Sabah Forestry Department Director Datuk Sam Mannan signed on behalf of the Sabah State Government, while James George Chacko, Assistant Resident Representative of UNDP Malaysia, signed for UNDP, in conjunction with the two-day 17th Malaysian Forestry Conference held at Sutera Magellan, witnessed by Hari Ramalu Ragavan -UNDP Programme Manager.

"If implemented well, the project will be a model of vast multiple use rainforest landscape management for the rest of the tropical world, especially Southeast Asia," Chacko said in a post signing press conference.

The project reaffirms the commitment of the Sabah Forestry Department (the implementing partner) and the UNDP to implement and to achieve the project's key objective, which is to institutionalise a multi-use forest landscape planning and management model that brings the management of critical protected areas and connecting landscapes under a common management umbrella.

The implementation will be sustainably funded by revenues generated within the area, according to a press statement issued in conjunction with the MoU signing.

The quarter-million-hectare project site is located within Yayasan Sabah's Sustainable Forest Management Licence Agreement Area (SFMLA) in Kalabakan-Gunung Rara Forest Reserves.

First signed in June 2012, assistance from GEF for this six-year project will strengthen the conservation of this largest area of mostly contiguous forest in Sabah and one of the remaining forest landscapes in Borneo.

The GEF's intervention amounts to US$4.4 million with co-financing (US$19.5 million) from implementing partners, that is, the Sabah Forestry Department and WWF-Malaysia.
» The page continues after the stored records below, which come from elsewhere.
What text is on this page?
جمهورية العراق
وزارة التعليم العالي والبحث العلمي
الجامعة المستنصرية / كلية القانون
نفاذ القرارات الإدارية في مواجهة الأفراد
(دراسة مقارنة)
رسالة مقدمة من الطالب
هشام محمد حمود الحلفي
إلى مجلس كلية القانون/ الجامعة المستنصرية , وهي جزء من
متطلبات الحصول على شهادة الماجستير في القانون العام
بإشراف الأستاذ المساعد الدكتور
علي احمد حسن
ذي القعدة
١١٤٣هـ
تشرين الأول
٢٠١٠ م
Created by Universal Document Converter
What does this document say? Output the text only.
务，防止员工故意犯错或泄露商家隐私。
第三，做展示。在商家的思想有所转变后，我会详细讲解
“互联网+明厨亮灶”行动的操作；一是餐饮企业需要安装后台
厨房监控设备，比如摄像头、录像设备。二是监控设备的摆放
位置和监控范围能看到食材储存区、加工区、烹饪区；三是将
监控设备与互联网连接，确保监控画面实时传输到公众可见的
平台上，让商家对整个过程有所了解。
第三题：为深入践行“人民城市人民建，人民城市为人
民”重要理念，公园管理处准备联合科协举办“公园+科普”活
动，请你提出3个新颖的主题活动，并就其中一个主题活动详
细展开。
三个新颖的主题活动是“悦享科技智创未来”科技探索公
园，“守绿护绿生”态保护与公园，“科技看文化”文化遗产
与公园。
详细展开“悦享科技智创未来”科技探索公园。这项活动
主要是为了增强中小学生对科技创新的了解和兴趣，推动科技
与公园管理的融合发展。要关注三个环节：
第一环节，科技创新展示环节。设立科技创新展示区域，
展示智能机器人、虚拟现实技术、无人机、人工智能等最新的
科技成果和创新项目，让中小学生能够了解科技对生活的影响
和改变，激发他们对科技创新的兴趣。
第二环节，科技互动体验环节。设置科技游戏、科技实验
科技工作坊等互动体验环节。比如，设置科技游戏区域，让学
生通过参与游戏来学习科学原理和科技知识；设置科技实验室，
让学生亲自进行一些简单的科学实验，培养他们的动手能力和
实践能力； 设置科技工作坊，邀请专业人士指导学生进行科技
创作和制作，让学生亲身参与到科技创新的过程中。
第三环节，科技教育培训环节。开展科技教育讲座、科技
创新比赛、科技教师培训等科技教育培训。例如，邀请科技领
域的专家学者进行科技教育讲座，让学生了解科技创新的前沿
Under the MoU, both parties will undertake to work together in deciding on the concrete forms of activities of the agreements, which amongst others include the following:

O Revive plans for the southern block of mosaic plantation to reduce its gross area to <15,000 hectares and retain a substantial (mostly >5km wide), fully protected natural forest buffer (with Class1 Forest Reserve protection status) to the Maliau Basin Conservation Area.

O Establish a >7000-hectare corridor between the INIKEA (Sg Tiagau Forest Reserve) area and Mt Magdalena Forest Reserve to maintain north-south connectivity of natural forest areas within the project landscape.

O Confirm the principle of land-use 'flexibility', that is the land use can be modified on the basis of ecological and economic models developed during project implementation - with and changes made only in the context of enhancing or further protecting biodiversity and promoting landscape connectivity in the long term.

O Develop a transparent, auditable mechanism for the re-investment of a sufficient portion of the revenues generated within the landscape, over an agreed time period, to support conservation, mitigation and restoration activities adequate to satisfy both the Sabah Government's co-financing commitments and the project's agreed no net loss of biodiversity target; and

O Towards the end of the project, project outcomes including financial statistics on revenue generated for conservation and maps showing the agreed land-use patterns will be publicised and disseminated through public media, conference papers and academic journals.

The commitment undertakings should lead the GoM-UNDP-GEF project potential to provide a highly relevant case study that reflects many of the major production, mitigation and conservation challenges facing policy makers and land management agencies across Southeast Asia, according to the press release.

Caption: Mannan and Chacko at the MoU signing.